Я расспрашиваю Артемыча, проверяю у него и у охотников кое-какие сведения о наледях и источниках, которые намереваюсь посетить.
Откликаются охотно.
— Наледь-та, вода, значит, идет поверх льда, а тут, как морозы зачнут, она и растекается, от берега до берега. Еще и на пойму вылезет.
— Нет, нет, Артемыч, мы наледью называем не воду, а лед, наледь, лед, который образуется от наледной воды. В народе да кое-где и в литературе раньше называли наледью воду, что идет поверх льда.
Он согласно кивает.
— Можно и так. Видел много раз. Лед речной ломается, вода из-под него хлещет. Морозы — дай бог, все замерзает. А вода снова и снова льет, лед растет метра на два-три, а то и на шесть, а поверх него еще бугры, верно? Об этом спрашиваешь?
— Об этом.
— Все реки зимой кипят, — говорит парень-отпускник. — Вроде река повышается от этого льда и, такая высокая, ледяная, тянется на километры. А бугры сливаются, реку перегораживают, из-за этого весной заторы, вода поднимается, ломает берега. А от завалов вода еще выше идет. И-и, навидались такого-то.
Это мне и надо.
— Во, во, так и есть, — охотники кивают одобрительно. — Все реки, почитай, такие. — Вот эта, Юдома, всю зиму кипит. Аллах-Юна тоже. Пойдете на Аллах-то? Красота река. Посмотришь сама. На речках, что помельче, тоже наледи попадаются — на Анче, Кочулюкане.

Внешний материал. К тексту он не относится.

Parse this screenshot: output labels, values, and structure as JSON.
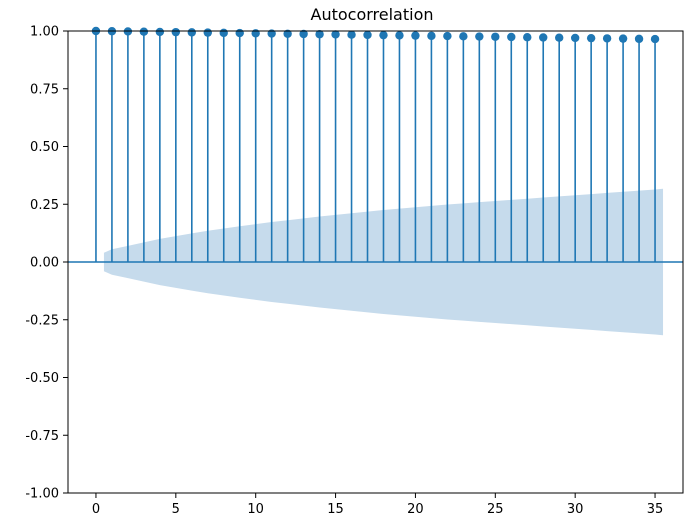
{
  "chart_data": {
    "type": "stem",
    "title": "Autocorrelation",
    "xlabel": "",
    "ylabel": "",
    "xlim": [
      -1.75,
      36.75
    ],
    "ylim": [
      -1.0,
      1.0
    ],
    "xticks": [
      0,
      5,
      10,
      15,
      20,
      25,
      30,
      35
    ],
    "yticks": [
      1.0,
      0.75,
      0.5,
      0.25,
      0.0,
      -0.25,
      -0.5,
      -0.75,
      -1.0
    ],
    "xtick_labels": [
      "0",
      "5",
      "10",
      "15",
      "20",
      "25",
      "30",
      "35"
    ],
    "ytick_labels": [
      "1.00",
      "0.75",
      "0.50",
      "0.25",
      "0.00",
      "-0.25",
      "-0.50",
      "-0.75",
      "-1.00"
    ],
    "grid": false,
    "series": [
      {
        "x": [
          0,
          1,
          2,
          3,
          4,
          5,
          6,
          7,
          8,
          9,
          10,
          11,
          12,
          13,
          14,
          15,
          16,
          17,
          18,
          19,
          20,
          21,
          22,
          23,
          24,
          25,
          26,
          27,
          28,
          29,
          30,
          31,
          32,
          33,
          34,
          35
        ],
        "values": [
          1.0,
          0.999,
          0.998,
          0.997,
          0.996,
          0.995,
          0.994,
          0.993,
          0.992,
          0.991,
          0.99,
          0.989,
          0.988,
          0.987,
          0.986,
          0.985,
          0.984,
          0.983,
          0.982,
          0.981,
          0.98,
          0.979,
          0.978,
          0.977,
          0.976,
          0.975,
          0.974,
          0.973,
          0.972,
          0.971,
          0.97,
          0.969,
          0.968,
          0.967,
          0.966,
          0.965
        ]
      }
    ],
    "confidence_band": {
      "x": [
        0.5,
        1,
        2,
        3,
        4,
        5,
        6,
        7,
        8,
        9,
        10,
        11,
        12,
        13,
        14,
        15,
        16,
        17,
        18,
        19,
        20,
        21,
        22,
        23,
        24,
        25,
        26,
        27,
        28,
        29,
        30,
        31,
        32,
        33,
        34,
        35,
        35.5
      ],
      "upper": [
        0.04,
        0.055,
        0.07,
        0.085,
        0.1,
        0.112,
        0.124,
        0.135,
        0.145,
        0.155,
        0.164,
        0.173,
        0.181,
        0.189,
        0.197,
        0.204,
        0.211,
        0.218,
        0.225,
        0.231,
        0.237,
        0.243,
        0.249,
        0.254,
        0.259,
        0.264,
        0.269,
        0.274,
        0.279,
        0.284,
        0.289,
        0.294,
        0.299,
        0.304,
        0.309,
        0.314,
        0.317
      ]
    },
    "colors": {
      "stem": "#1f77b4",
      "band": "#c6dbec",
      "axes": "#000000"
    }
  }
}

Они называют те же реки, которые и у меня значатся с «кипящими» наледями. Наледи чаще всего говорят о том, что под руслом есть талики и подземный сток, а это здесь далеко не везде. Любопытно, что наледи являются своего рода шубой для воды и утепляют подрусловый поток, он часто под наледью сохраняется.
— А знаете, как по таким кипящим наледям машины зимой водить трудно? — Тонкий рыжий парень сидит ближе всех к печке. — Мой брат шофером работает. Это, я вам скажу, героем надо быть. Я бы не мог, черт с ними, с надбавками. Зимой машины ходят вверх по этим рекам. Проваливаются в ваши наледи, по-нашему — кипень, весь лед водой насквозь пузырится, машины выбраться не могут, а выберутся — буксуют на льду, шоферы мучаются. А морозы страшенные, сколько народу пообморозилось!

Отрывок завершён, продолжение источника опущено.